Because groundwater flow around the Emitter is continuous, as is the flow of oxygen through the Emitter tubing. An equilibration point is never reached. This results in steady diffusion of dissolved oxygen into the groundwater without any decrease in concentration. This regulated supply is critical in preserving and enhancing the natural in-situ microbial population.
View the next video in our Waterloo Emitter series to see how a constant supply of oxygen is supplied to the Emitter tubing and diffused into the groundwater:
Operating principles of the Waterloo Emitter are based on Fick’s Laws of diffusion. Movement of a substance across a polymeric membrane occurs from an area of higher concentration to an area of lower concentration.
When oxygen is introduced into the Emitter tubing and placed in contact with groundwater, a concentration gradient is set up between the inside of the tubing and the groundwater. This gradient pushes molecular oxygen through the tubing in a controlled manner, where it is immediately available to microorganisms in the surrounding groundwater.
Watch the final video in our Waterloo Emitter series to see the Emitter’s operating principles in action, and how overtime, contaminant levels in groundwater are reduced through enhanced aerobic bioremediation:
Waterloo Emitter Application Tips
Enhanced aerobic bioremediation works best in certain environments.
Due to reliance on groundwater flow, Waterloo Emitters may be more effective in permeable conditions, such as in sands or gravel.

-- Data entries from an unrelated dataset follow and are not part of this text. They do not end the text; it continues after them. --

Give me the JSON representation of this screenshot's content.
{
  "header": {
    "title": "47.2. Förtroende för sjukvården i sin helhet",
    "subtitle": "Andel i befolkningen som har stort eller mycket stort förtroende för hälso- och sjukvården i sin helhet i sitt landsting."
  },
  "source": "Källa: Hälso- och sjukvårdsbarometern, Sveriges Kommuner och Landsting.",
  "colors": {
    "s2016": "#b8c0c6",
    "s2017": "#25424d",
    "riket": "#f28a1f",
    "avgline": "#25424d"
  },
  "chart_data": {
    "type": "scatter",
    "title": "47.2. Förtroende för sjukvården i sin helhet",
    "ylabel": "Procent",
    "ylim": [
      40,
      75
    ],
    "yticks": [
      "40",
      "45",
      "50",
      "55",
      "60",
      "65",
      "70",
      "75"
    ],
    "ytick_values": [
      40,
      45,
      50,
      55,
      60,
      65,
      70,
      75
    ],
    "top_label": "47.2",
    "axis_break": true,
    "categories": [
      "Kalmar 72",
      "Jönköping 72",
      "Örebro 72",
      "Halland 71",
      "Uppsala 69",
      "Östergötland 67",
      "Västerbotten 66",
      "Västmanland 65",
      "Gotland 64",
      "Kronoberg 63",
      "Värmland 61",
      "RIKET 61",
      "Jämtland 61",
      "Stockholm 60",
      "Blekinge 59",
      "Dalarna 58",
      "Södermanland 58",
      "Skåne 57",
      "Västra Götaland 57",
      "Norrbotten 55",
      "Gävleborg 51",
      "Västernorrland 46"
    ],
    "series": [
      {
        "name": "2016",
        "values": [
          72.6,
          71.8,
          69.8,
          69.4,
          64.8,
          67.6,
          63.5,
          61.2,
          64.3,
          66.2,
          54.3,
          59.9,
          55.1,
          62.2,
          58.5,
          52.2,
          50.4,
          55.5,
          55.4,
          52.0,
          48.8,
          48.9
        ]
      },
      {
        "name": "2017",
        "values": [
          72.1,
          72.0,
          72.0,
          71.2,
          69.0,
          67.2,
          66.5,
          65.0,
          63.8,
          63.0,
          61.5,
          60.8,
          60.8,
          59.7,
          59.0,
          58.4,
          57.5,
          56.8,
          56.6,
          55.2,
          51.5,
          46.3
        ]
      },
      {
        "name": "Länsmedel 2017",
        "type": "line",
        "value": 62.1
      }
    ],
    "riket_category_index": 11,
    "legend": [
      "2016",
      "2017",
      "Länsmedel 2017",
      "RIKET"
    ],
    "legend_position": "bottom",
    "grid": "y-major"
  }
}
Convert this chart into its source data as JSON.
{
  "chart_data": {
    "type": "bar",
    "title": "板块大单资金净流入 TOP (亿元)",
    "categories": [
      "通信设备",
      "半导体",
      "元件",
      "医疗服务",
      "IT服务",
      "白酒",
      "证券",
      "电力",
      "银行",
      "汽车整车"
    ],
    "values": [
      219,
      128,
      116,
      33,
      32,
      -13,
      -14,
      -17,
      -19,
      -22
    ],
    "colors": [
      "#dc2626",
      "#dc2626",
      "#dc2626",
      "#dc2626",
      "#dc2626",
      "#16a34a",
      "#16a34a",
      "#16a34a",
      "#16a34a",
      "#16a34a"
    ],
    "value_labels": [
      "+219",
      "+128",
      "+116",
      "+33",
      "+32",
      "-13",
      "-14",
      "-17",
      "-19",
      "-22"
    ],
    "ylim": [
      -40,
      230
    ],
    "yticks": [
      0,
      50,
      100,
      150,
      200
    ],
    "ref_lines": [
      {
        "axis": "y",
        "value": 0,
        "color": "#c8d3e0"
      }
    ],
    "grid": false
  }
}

In addition, Waterloo Emitters tend to be used outside the more heavily contaminated areas of the plume source zone, as they work well at remediating mid-weight petroleum products.

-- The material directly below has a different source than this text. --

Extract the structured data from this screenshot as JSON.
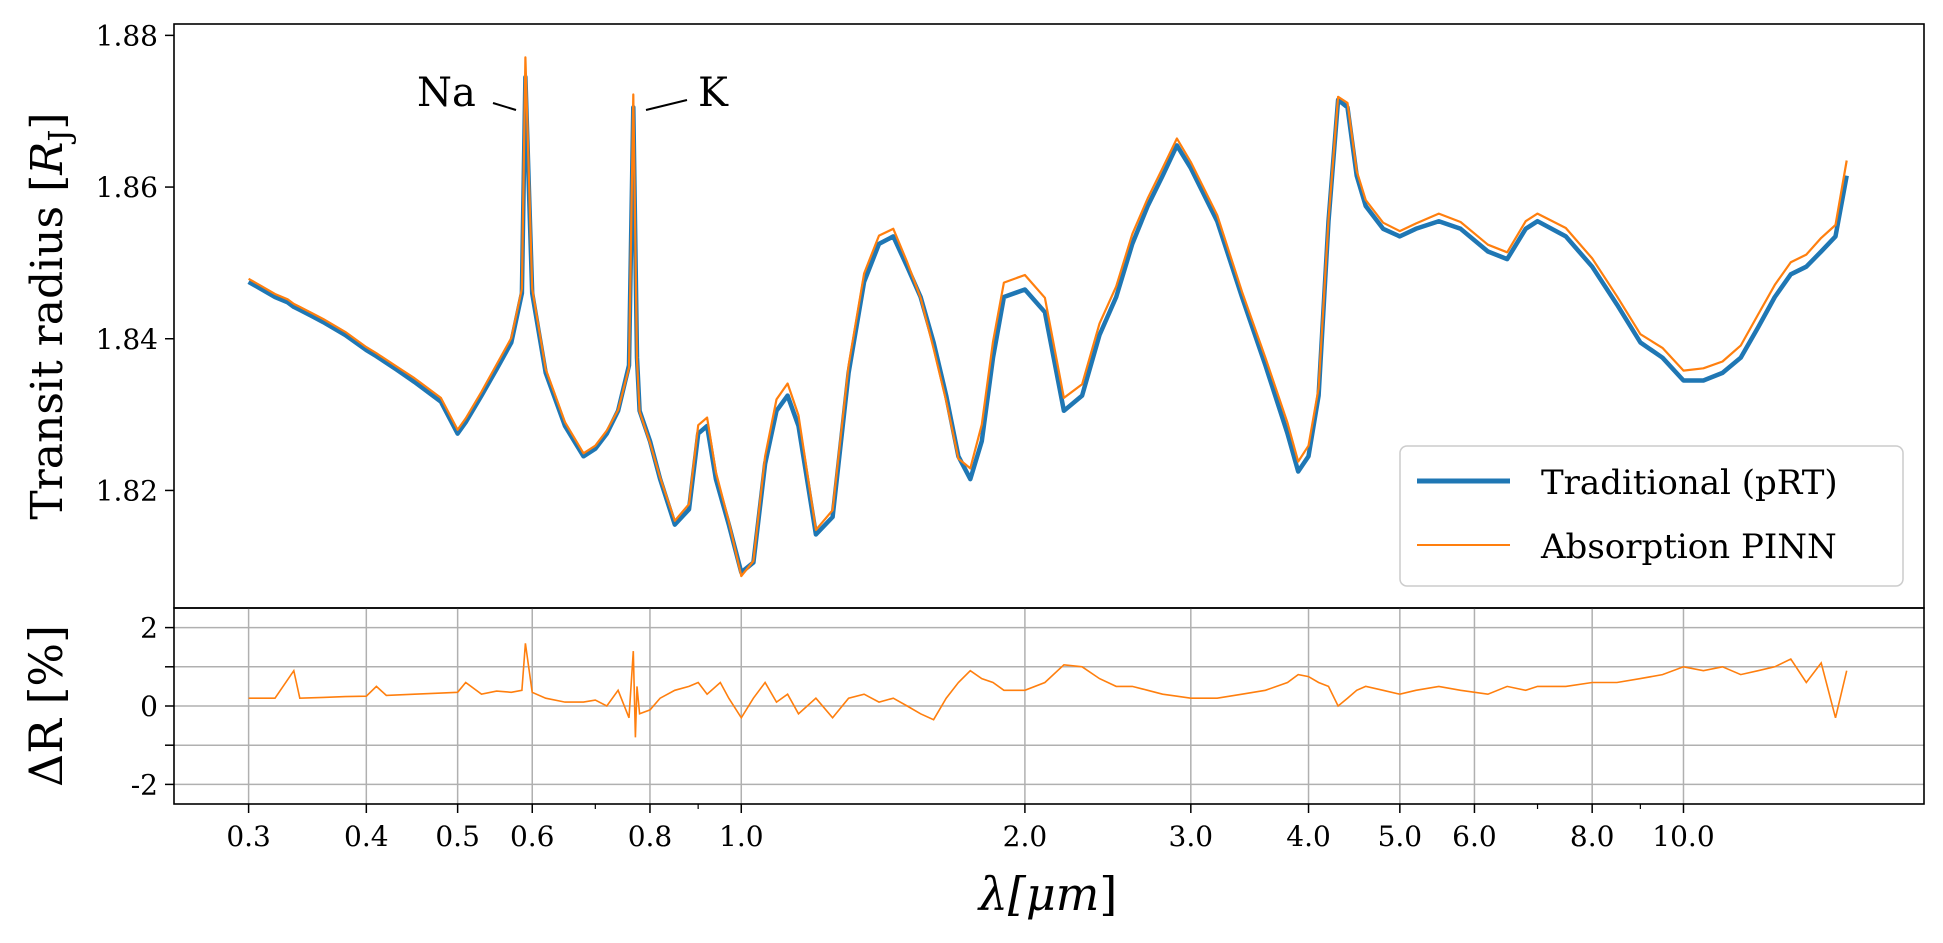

Waterloo Emitters work in-situ and have the advantage of being able to be used along side other more aggressive, traditional remediation practices. This was the case at a Central Ontario site, where they were used to create a barrier to manage a migrating dissolved phase: www.solinst.com/onthelevel-news/2013/04/waterloo-emitters-provide-ongoing-solution/
Emitters have also been used as the primary tool for cleaning up a contaminated site, and installed as part of a multi-phase approach. For example, Emitters have been used for “polishing” a site after a primary treatment, and combined to complement other saturated zone remedial technologies (e.g., air sparging) and vadose zone remedial operations (e.g., soil vapor extraction, bioventing). Emitters can also be used to biostimulate a site after it has been injected with microbes or other chemicals.
Advantages of the Waterloo Emitter
Waterloo Emitters can have many advantages when compared to conventional remedial approaches.

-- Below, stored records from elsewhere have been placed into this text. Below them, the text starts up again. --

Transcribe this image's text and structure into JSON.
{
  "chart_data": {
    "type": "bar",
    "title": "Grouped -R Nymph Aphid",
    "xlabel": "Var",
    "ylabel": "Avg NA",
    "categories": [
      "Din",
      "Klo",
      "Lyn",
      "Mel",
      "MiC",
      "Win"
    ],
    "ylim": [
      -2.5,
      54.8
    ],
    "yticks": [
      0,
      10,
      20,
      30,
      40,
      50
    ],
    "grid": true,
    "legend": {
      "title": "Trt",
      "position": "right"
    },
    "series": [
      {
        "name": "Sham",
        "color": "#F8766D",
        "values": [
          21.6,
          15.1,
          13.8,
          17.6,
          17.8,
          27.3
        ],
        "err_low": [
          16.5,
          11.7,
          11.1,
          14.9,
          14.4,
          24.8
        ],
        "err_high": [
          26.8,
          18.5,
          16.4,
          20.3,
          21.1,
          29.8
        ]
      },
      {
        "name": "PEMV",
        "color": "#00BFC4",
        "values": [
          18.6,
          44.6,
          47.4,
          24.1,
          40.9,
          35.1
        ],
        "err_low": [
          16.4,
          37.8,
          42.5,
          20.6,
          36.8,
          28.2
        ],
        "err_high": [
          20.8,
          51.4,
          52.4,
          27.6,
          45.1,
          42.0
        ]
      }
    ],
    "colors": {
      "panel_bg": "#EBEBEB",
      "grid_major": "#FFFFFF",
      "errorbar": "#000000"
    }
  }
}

Traditional excavation or pump and treat technologies usually require more expensive and energy-consuming equipment. Typically, the treatment of this groundwater is done ex-situ or offsite. This can be disruptive to other site activities. In contrast, Waterloo Emitters work in-situ, and harnesses existing environmental conditions to remediate contaminates in place.
Compared to other oxygen delivery techniques, Waterloo Emitters provide immediate bioavailability of molecular oxygen to microorganisms. A constant supply can also be more easily maintained. There is no oxygen lost due to bubbling, there are no slurries or chemicals to deal with, inject, or misapply, and no waste products are produced.
Contaminated sites are complex, and cleaning them up does take an integrated approach. The Waterloo Emitter provides remediation professionals with an option to potentially help make contaminated groundwater cleanups faster, more effective, and less expensive.